FF Friday: In Which I Tell You How My Bookish Ways Corrupted America’s Youth

Feature & Follow is a weekly blog hop hosted by Parajunkee and Alison Can Read. This week’s post is about interesting bookish memories or experiences.

Break out your cookies and juice boxes, kids, it’s story time.

How My Bookish Ways Corrupted America’s Youth: A True Story

Once upon a time (way back in the olden days of 2015), I was wandering through the young adult section of Barnes & Noble. I stopped at the New YA Releases shelf. A teenage girl and her mother came up beside me to look at the books.

“These aren’t new releases,” the girl whined. “I’ve already read that one, and that one, and that one. They don’t change this shelf often enough. Where are all the new books?” She lifted a stack of books off the shelf like the new ones might be hiding.

“These are the new books,” her mother said. “You’re reading them faster than the publishers can publish them.”

The girl wandered farther along the shelf. “I’ve already read these, too. I read them months ago.”

“Maybe that’s a sign that you’ve outgrown this section,” the mother suggested. “Nineteen is too old for young adult books. You should get some books from a different section.”

The girl didn’t say anything.

The mother turned to me. “Don’t you think that nineteen is too old for young adult books?”

“Not at all,” I said. “I’m way older than nineteen, and I’m getting a master’s degree in children’s lit. I read a ton of this stuff.”

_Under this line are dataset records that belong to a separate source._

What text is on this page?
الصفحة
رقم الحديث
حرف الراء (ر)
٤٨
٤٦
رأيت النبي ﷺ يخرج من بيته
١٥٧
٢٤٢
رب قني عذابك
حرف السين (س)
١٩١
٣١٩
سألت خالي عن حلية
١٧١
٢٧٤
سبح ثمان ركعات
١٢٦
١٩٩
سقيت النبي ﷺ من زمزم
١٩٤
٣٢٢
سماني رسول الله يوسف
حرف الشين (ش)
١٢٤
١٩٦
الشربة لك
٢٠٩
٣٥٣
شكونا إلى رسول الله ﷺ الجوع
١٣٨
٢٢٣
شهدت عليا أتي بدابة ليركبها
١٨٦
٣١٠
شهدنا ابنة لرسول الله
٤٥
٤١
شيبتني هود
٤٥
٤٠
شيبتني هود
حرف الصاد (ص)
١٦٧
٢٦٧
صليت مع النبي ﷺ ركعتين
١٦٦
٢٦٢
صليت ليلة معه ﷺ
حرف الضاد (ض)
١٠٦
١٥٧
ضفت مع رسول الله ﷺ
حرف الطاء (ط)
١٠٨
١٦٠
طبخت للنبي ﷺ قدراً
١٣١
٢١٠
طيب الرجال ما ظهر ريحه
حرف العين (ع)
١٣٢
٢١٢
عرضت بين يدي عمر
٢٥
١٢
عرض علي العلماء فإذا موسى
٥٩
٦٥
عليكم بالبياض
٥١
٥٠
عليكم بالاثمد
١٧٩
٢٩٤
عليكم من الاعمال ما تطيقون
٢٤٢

The mother’s mouth dropped open. Her eyes bugged out. “You can get a degree in children’s literature? What do you plan to do with that degree?”

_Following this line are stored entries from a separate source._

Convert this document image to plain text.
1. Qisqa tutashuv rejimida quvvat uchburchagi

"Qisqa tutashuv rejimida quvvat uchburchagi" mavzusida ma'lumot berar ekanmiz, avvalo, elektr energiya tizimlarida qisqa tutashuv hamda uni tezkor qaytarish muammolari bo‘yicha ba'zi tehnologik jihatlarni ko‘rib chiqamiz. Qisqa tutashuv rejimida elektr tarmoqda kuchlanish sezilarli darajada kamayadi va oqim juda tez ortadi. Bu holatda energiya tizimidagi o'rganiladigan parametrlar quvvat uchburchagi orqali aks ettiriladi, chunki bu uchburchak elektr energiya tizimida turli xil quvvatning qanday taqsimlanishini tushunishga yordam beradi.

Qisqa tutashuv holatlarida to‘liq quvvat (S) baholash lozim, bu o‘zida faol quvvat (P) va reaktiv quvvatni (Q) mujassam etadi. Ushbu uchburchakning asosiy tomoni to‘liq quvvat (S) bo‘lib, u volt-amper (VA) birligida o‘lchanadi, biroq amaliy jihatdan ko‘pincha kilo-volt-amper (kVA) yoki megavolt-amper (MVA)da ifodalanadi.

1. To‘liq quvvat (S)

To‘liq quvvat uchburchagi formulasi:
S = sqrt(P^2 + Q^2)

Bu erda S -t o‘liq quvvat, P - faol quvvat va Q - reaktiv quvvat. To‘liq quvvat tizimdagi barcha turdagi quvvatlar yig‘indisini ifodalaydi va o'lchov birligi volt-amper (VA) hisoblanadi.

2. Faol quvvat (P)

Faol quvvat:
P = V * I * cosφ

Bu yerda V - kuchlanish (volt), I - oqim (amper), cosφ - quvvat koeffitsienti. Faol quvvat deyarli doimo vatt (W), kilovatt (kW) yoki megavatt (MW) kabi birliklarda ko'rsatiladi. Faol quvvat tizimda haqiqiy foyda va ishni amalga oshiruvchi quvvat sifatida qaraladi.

I shrugged and started walking away.

“Wait.” The girl jogged over to me. “Did you just say that you’re going to college for young adult books?”

“Well, kind of,” I said. “There’s more to it than that. I started out studying—”

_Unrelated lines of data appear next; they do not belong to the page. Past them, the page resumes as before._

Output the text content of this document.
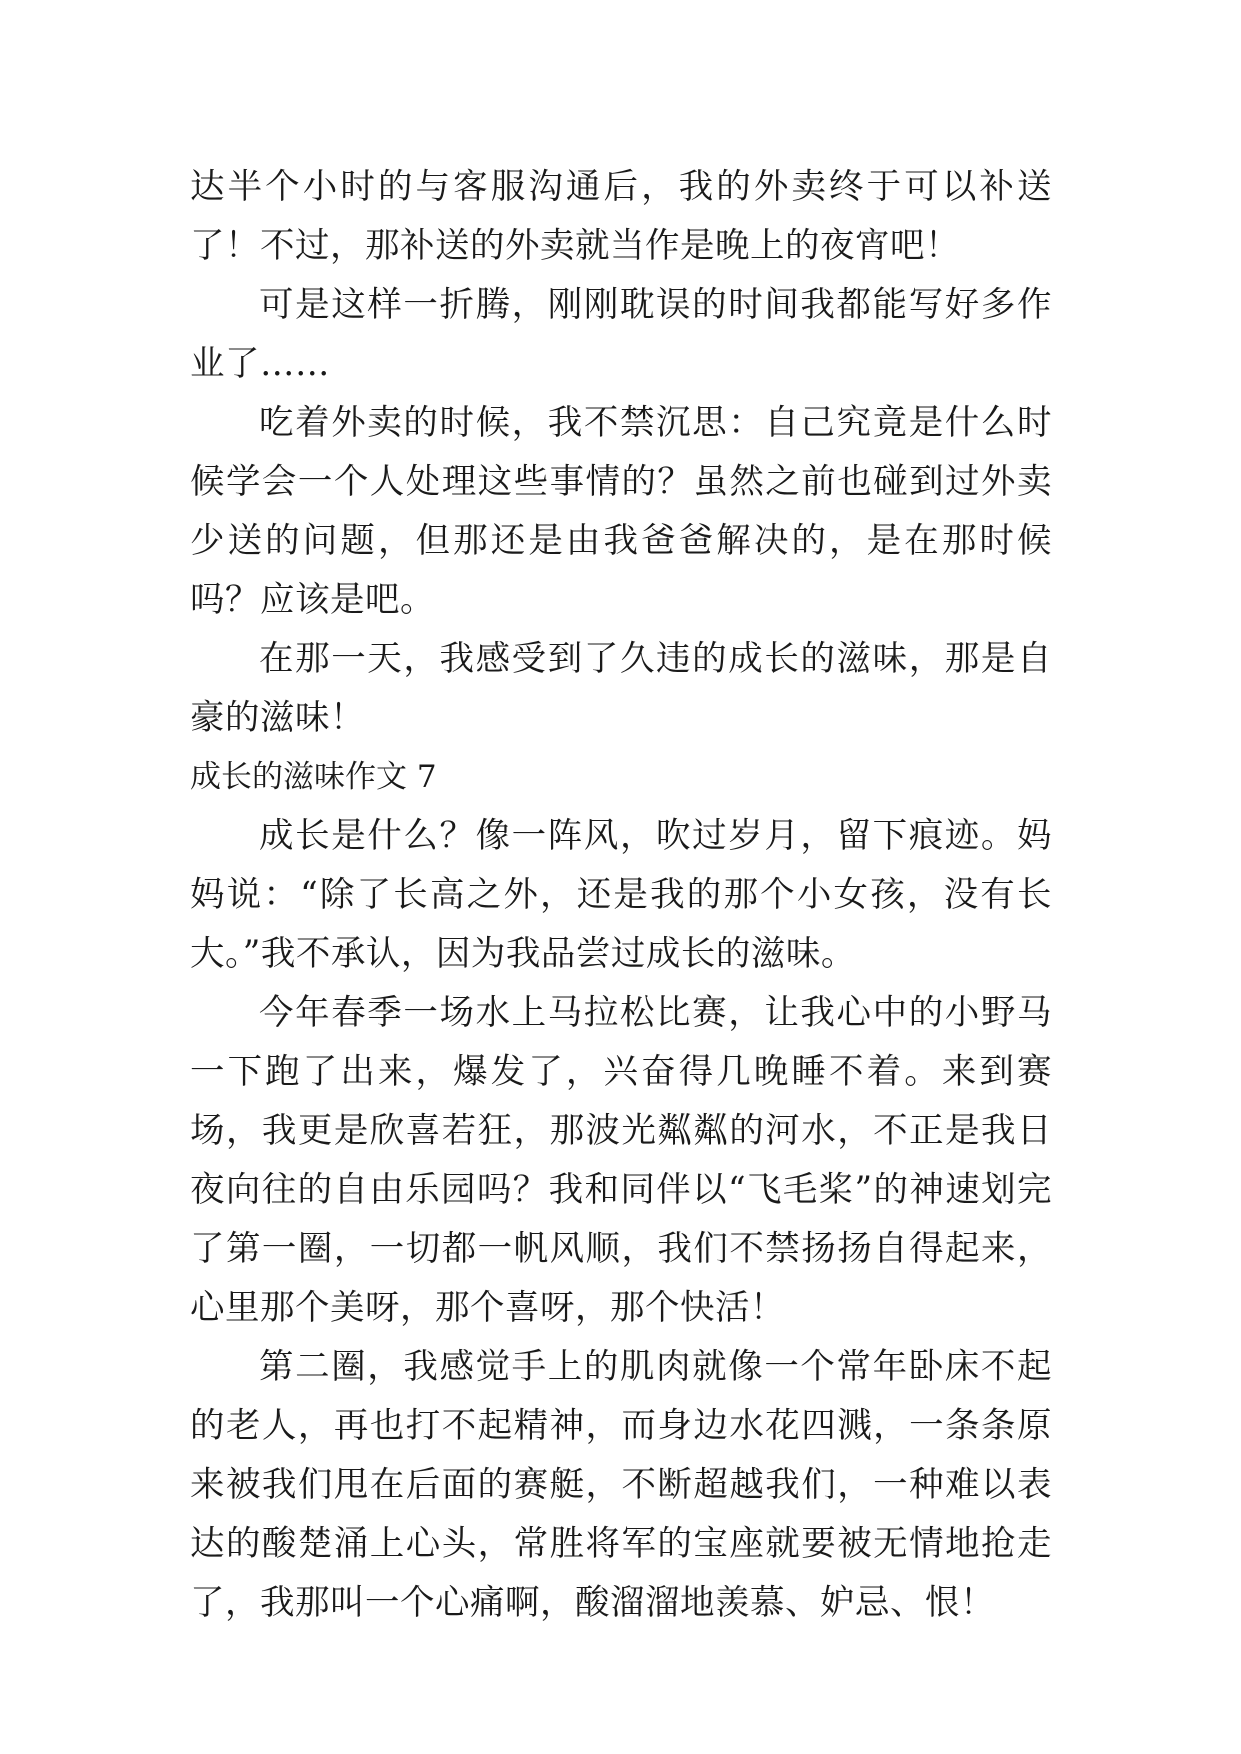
达半个小时的与客服沟通后，我的外卖终于可以补送了！不过，那补送的外卖就当作是晚上的夜宵吧！

可是这样一折腾，刚刚耽误的时间我都能写好多作业了……

吃着外卖的时候，我不禁沉思：自己究竟是什么时候学会一个人处理这些事情的？虽然之前也碰到过外卖少送的问题，但那还是由我爸爸解决的，是在那时候吗？应该是吧。

在那一天，我感受到了久违的成长的滋味，那是自豪的滋味！

成长的滋味作文 7

成长是什么？像一阵风，吹过岁月，留下痕迹。妈妈说：“除了长高之外，还是我的那个小女孩，没有长大。”我不承认，因为我品尝过成长的滋味。

今年春季一场水上马拉松比赛，让我心中的小野马一下跑了出来，爆发了，兴奋得几晚睡不着。来到赛场，我更是欣喜若狂，那波光粼粼的河水，不正是我日夜向往的自由乐园吗？我和同伴以“飞毛桨”的神速划完了第一圈，一切都一帆风顺，我们不禁扬扬自得起来，心里那个美呀，那个喜呀，那个快活！

第二圈，我感觉手上的肌肉就像一个常年卧床不起的老人，再也打不起精神，而身边水花四溅，一条条原来被我们甩在后面的赛艇，不断超越我们，一种难以表达的酸楚涌上心头，常胜将军的宝座就要被无情地抢走了，我那叫一个心痛啊，酸溜溜地羡慕、妒忌、恨！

“There are colleges that let you read young adult books?” the girl interrupted. “Are you allowed to write your essays on them and everything?”

“Yes and yes,” I said.

“Oh my God!” The girl grabbed her mother’s coat sleeve. “Mom, I changed my mind. I want to go to college. I want to study young adult books.”

Her mother’s mouth was still hanging open. Her eyes bugged out even farther. She looked horrified. Seriously, I’ve only ever seen that expression on cartoon characters.

The girl wandered back down the shelf. Her mother trailed after her, looking slightly shell-shocked.     

It all happened so fast that it took me a second to realize that I may have accidentally created a mini-me. At first I felt bad because the mother was staring at me like I was drenched in putrid roadkill slime, but then I decided that I should be proud of myself. I’m not ashamed of my love of young adult books, and no one else should be, either.

So, that’s the story of how my bookish ways corrupted America’s youth.

The follow part of FF Friday: If you are a book blogger and you leave a link to your blog in the comments below, I will follow you on Bloglovin’. If you want to be friends on Goodreads, TwitterBookLikes, or G+, that would be awesome, too. Click the links to go to my pages on those sites. I’m looking forward to “meeting” you. 


  1. That's awesome! You inspired someone to go to college. I can't believe that mother would be trying to discourage her daughter from reading YA. Shame on her. :) I'm surprised that B&N didn't have more new release titles. About 20 new YA books come out every week. Aren't they stocking any of them?

  2. How utterly awesome! I think people are too stodgy sometimes. To tell your child, who is an adult, what to read. Censorship at its finest. There's nothing wrong with reading YA, no matter what your age.

  3. Technically, 19 would be a young adult. But I'm aware this isn't the point of your story.

  4. I LOVE this story! Yay to you for "corrupting" America's youth!!

    Nicole @ Feed Your Fiction Addiction

  5. That is awesome and hilarious all at the same time! I love it!! Old Google+ follower :)

    My #FF

  6. :'D Thank you so much for sharing. I hope to some day ruin not-so-young adults half as perfectly as you did in that moment. I imagine that woman's face was too perfect. If only photographic evidence existed...ah, I'll just have to stick to my imagination this time.

  7. Haha that is amazing! I would love to do the same thing! I hope she actually decides to look into it and see what her options are. Then she would be doing something she clearly enjoys :D

    Old follower!

    Jordon @ Simply Adrift

  8. Late FF visit. That is such a cool story. I wonder what happened to her.